A body of mass (4m) is lying in x-y plane at rest. It suddenly explodes into three pieces. Two pieces, each of mass (m) move perpendicular to each other with equal speeds (u). The total kinetic energy generated due to explosion is?

Let the initial momentum be pi and the final momentum be pf.
Since the body is at rest initially, pi = 0.
Let the velocities of the three pieces be v1, v2, and v3, and their masses be m, m, and 2m respectively.
Two pieces of mass m move perpendicular to each other with equal speeds u. Let's assume one moves in the x-direction and the other in the y-direction.
Then v1 = ui and v2 = uj
By conservation of momentum:
pi = pf
0 = m(ui) + m(uj) + 2m v3
Solving for v3:
2m v3 = -m(ui) - m(uj)
v3 = -(u/2)i - (u/2)j
|v3| = √[(u/2)² + (u/2)²] = u/√2
The total kinetic energy generated is the sum of the kinetic energies of the three pieces:
KE = (1/2)m u² + (1/2)m u² + (1/2)(2m)(u/√2)²
KE = (1/2)mu² + (1/2)mu² + (1/2)(2m)(u²/2)
KE = mu² + (1/2)mu²
KE = (3/2)mu²
Replacing u with v (as given in the options):
KE = (3/2)mv²
However, there is a discrepancy between the calculated KE and the given options. Let's re-examine the momentum conservation equation.

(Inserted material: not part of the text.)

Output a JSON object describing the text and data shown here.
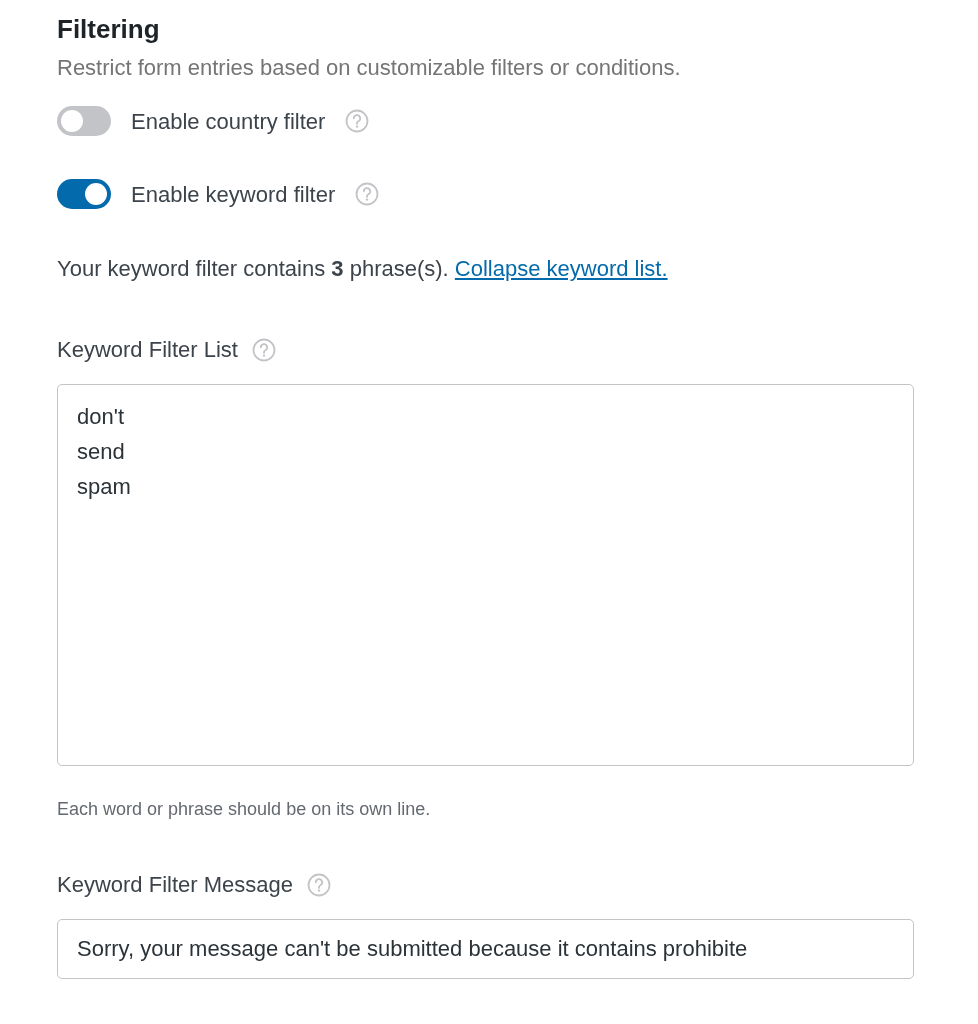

Let's use vector notation.
Initial momentum pi = 0
Final momentum pf = mv1 + mv2 + 2mv3 = 0
Let v1 = vi and v2 = vj
Then 0 = mvi + mvj + 2mv3
=> v3 = -v/2 i - v/2 j
|v3| = √((-v/2)² + (-v/2)²) = v/√2
KE = 1/2 m v² + 1/2 m v² + 1/2 (2m) (v/√2)²
KE = mv² + mv²/2 = 3mv²/2
This still doesn't match the given options. There must be an error in the question or options provided. The closest option is 2mv², but the correct answer based on the given information and momentum conservation is (3/2)mv².